Um dos primeiros livros de nível universitário que comprei na vida, lá bem no
início dos anos 1990, na agora extinta Livraria Cejup que se localizava à Av. Assis
de Vasconcelos em Belém, Pará, foi
O declínio da cultura ocidental, de Allan Bloom, obra escrita em 1987, que já diagnosticava os efeitos perniciosos do marxismo cultural nos Estados Unidos, e cujo problema poderia ser solucionado mediante o tratamento de reencontrarmos a coerência da vida e da realidade através da leitura dos grandes clássicos, assim, deixo-vos com esta passagem que opera uma síntese geral do problema e apresenta o início da correção:
O que determina a vida de um organismo inteiro é o local onde reside o poder.

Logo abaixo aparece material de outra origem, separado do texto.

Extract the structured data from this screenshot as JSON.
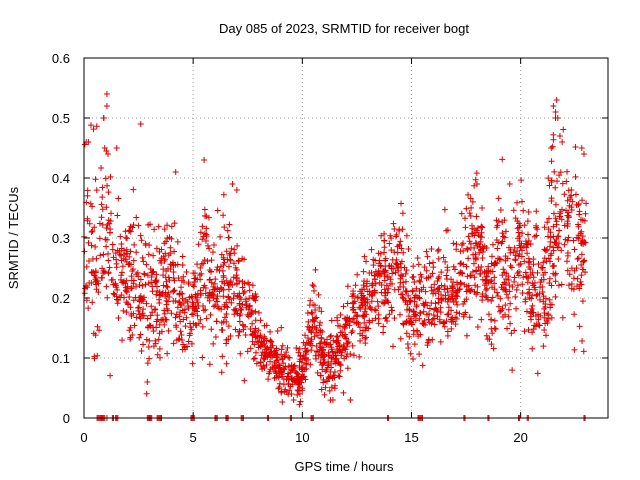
{
  "chart_data": {
    "type": "scatter",
    "title": "Day 085 of 2023, SRMTID for receiver bogt",
    "xlabel": "GPS time / hours",
    "ylabel": "SRMTID / TECUs",
    "xlim": [
      0,
      24
    ],
    "ylim": [
      0,
      0.6
    ],
    "x_ticks": [
      0,
      5,
      10,
      15,
      20
    ],
    "x_tick_labels": [
      "0",
      "5",
      "10",
      "15",
      "20"
    ],
    "y_ticks": [
      0,
      0.1,
      0.2,
      0.3,
      0.4,
      0.5,
      0.6
    ],
    "y_tick_labels": [
      "0",
      "0.1",
      "0.2",
      "0.3",
      "0.4",
      "0.5",
      "0.6"
    ],
    "grid": true,
    "marker": "+",
    "color": "#e00000",
    "series": [
      {
        "name": "SRMTID",
        "profile_hours": [
          0.0,
          0.5,
          1.0,
          1.5,
          2.0,
          2.5,
          3.0,
          3.5,
          4.0,
          4.5,
          5.0,
          5.5,
          6.0,
          6.5,
          7.0,
          7.5,
          8.0,
          8.5,
          9.0,
          9.5,
          10.0,
          10.5,
          11.0,
          11.5,
          12.0,
          12.5,
          13.0,
          13.5,
          14.0,
          14.5,
          15.0,
          15.5,
          16.0,
          16.5,
          17.0,
          17.5,
          18.0,
          18.5,
          19.0,
          19.5,
          20.0,
          20.5,
          21.0,
          21.5,
          22.0,
          22.5,
          23.0
        ],
        "profile_mean": [
          0.33,
          0.28,
          0.32,
          0.22,
          0.24,
          0.22,
          0.2,
          0.19,
          0.24,
          0.17,
          0.17,
          0.26,
          0.2,
          0.22,
          0.21,
          0.18,
          0.14,
          0.1,
          0.08,
          0.08,
          0.07,
          0.17,
          0.09,
          0.1,
          0.14,
          0.17,
          0.2,
          0.22,
          0.25,
          0.24,
          0.17,
          0.2,
          0.2,
          0.21,
          0.2,
          0.25,
          0.29,
          0.2,
          0.25,
          0.22,
          0.28,
          0.23,
          0.2,
          0.33,
          0.32,
          0.3,
          0.25
        ],
        "profile_spread": [
          0.12,
          0.13,
          0.1,
          0.08,
          0.07,
          0.08,
          0.08,
          0.08,
          0.09,
          0.06,
          0.05,
          0.08,
          0.07,
          0.08,
          0.07,
          0.05,
          0.04,
          0.03,
          0.03,
          0.03,
          0.03,
          0.05,
          0.04,
          0.04,
          0.05,
          0.05,
          0.05,
          0.06,
          0.06,
          0.07,
          0.06,
          0.06,
          0.06,
          0.06,
          0.06,
          0.07,
          0.08,
          0.07,
          0.08,
          0.07,
          0.08,
          0.08,
          0.09,
          0.11,
          0.1,
          0.09,
          0.08
        ],
        "peaks": [
          {
            "hour": 1.05,
            "value": 0.54
          },
          {
            "hour": 1.05,
            "value": 0.52
          },
          {
            "hour": 0.9,
            "value": 0.5
          },
          {
            "hour": 0.95,
            "value": 0.45
          },
          {
            "hour": 1.1,
            "value": 0.44
          },
          {
            "hour": 1.5,
            "value": 0.45
          },
          {
            "hour": 2.6,
            "value": 0.49
          },
          {
            "hour": 0.1,
            "value": 0.46
          },
          {
            "hour": 0.2,
            "value": 0.46
          },
          {
            "hour": 5.5,
            "value": 0.43
          },
          {
            "hour": 4.2,
            "value": 0.41
          },
          {
            "hour": 6.8,
            "value": 0.39
          },
          {
            "hour": 7.0,
            "value": 0.38
          },
          {
            "hour": 21.5,
            "value": 0.52
          },
          {
            "hour": 21.6,
            "value": 0.51
          },
          {
            "hour": 21.65,
            "value": 0.53
          },
          {
            "hour": 21.7,
            "value": 0.5
          },
          {
            "hour": 21.8,
            "value": 0.47
          },
          {
            "hour": 21.9,
            "value": 0.46
          },
          {
            "hour": 21.4,
            "value": 0.45
          },
          {
            "hour": 22.8,
            "value": 0.45
          },
          {
            "hour": 22.9,
            "value": 0.44
          },
          {
            "hour": 18.0,
            "value": 0.39
          },
          {
            "hour": 19.5,
            "value": 0.39
          },
          {
            "hour": 2.9,
            "value": 0.06
          },
          {
            "hour": 9.6,
            "value": 0.03
          },
          {
            "hour": 9.5,
            "value": 0.04
          },
          {
            "hour": 11.4,
            "value": 0.03
          },
          {
            "hour": 12.2,
            "value": 0.03
          }
        ],
        "zero_hours": [
          0.6,
          0.65,
          0.7,
          0.75,
          0.8,
          0.85,
          0.9,
          0.95,
          1.05,
          1.3,
          1.35,
          1.45,
          1.5,
          1.55,
          2.9,
          2.95,
          3.0,
          3.05,
          3.1,
          3.35,
          3.4,
          3.45,
          3.5,
          3.55,
          4.9,
          4.95,
          5.0,
          5.05,
          6.0,
          6.05,
          6.1,
          6.5,
          6.55,
          6.6,
          7.2,
          7.25,
          7.3,
          8.4,
          8.45,
          9.45,
          9.5,
          10.4,
          10.45,
          10.5,
          13.9,
          13.95,
          15.3,
          15.35,
          15.4,
          15.45,
          15.5,
          17.4,
          17.45,
          18.5,
          18.55,
          19.9,
          19.95,
          20.3,
          20.35,
          22.9,
          22.95
        ]
      }
    ]
  }
}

E os problemas intelectuais que não são resolvidos no ponto máximo não podem sê-lo ao nível inferior da administração.
A dificuldade está na total carência de unidade das ciências e na falta de vontade e de meios para discutir a questão.
A doença no nível superior causa a doenças no nível inferior [...].
Evidentemente, a única solução séria é que quase todo mundo rejeita: o retorno aos Grandes Livros antigos (negritamos).
Para adquirir uma cultura geral, cumpre ler certos textos clássicos de valor reconhecido,
apenas ler,
deixando que eles ditem as questões e o método para abordá-las -
não os obrigando a entrar nas categorias que nós engendramos,
não os tratando como produtos históricos,
mas procurando lê-los como seus autores gostariam que fossem lidos.
Estou perfeitamente a par e na verdade até concordo com as objeções ao culto dos Grandes Livros:
é amadorísticos e encoraja a presunção dos autodidatas sem competência, não é possível que se leiam detidamente todos os Grandes Livros e, se apenas lemos essa coleção, jamais saberemos o que é uma grande obra por oposição a outra comum;
ninguém sabe quem deve decidir o que é um Grande Livro ou qual é o cânone;
os livros se transmutam em fins, em vez de ser meios;
todo o movimento em prol da sua leitura tem tom de evangelismo grosseiro, contrário ao bom gosto; gera uma intimidade espúria com a grandeza - e assim por diante.
Uma coisa é certa, porém: quando os Grandes Livros constituem uma parte basilar do currículo, os alunos ficam emocionados e satisfeitos, têm a impressão de estar fazendo um trabalho independente em que se realizam, recebendo da universidade algo que não poderiam conseguir fora dela.
O simples fato dessa experiência particular, que não conduz a nada além de si mesma, oferece aos alunos uma nova alternativa a respeito pelo próprio estudo.
Agora, eis as vantagens:
consciência da importância dos clássicos, deveras importante para os calouros;
o conhecimento do que eram as grandes questões, quando ainda havia grandes questões;
modelos, no mínimo, para tentar equacioná-las;
e, o que talvez seja o mais importante de tudo, um fundo de experiências e de pensamentos compartilhados, que serve de fundamento para o estreitamento das amizades.
Programas baseados no uso judicioso dos grandes textos abrem a estrada larga que leva ao coração dos estudantes.
Ao aprenderem sobre Aquiles ou sobre o imperativo categórico, exprimem uma gratidão ilimitada.
Alexander Koyré, o historiador da ciência já falecido, contou-me que sentiu enorme estima pelos Estados Unidos quando um aluno, no primeiro curso que ele ministrou na Universidade de Chicago, no começo de seu exílio, em 1940, se referiu numa prova ao Sr. Aristóteles, o que é impensável para muitos intelectuais.
Um bom programa de cultura geral incute no estudante o amor da verdade e a paixão de viver uma existência feliz.
Seria a coisa mais fácil do mundo programar cursos adaptados às condições particulares de cada universidade, capazes de emocionar quem os siga.
A dificuldade reside em que a faculdade o aceite. (p. 346-7)
Fonte:
Allan Bloom, O declínio da cultura ocidental, 3ª edição, São Paulo, Best Seller, 1989.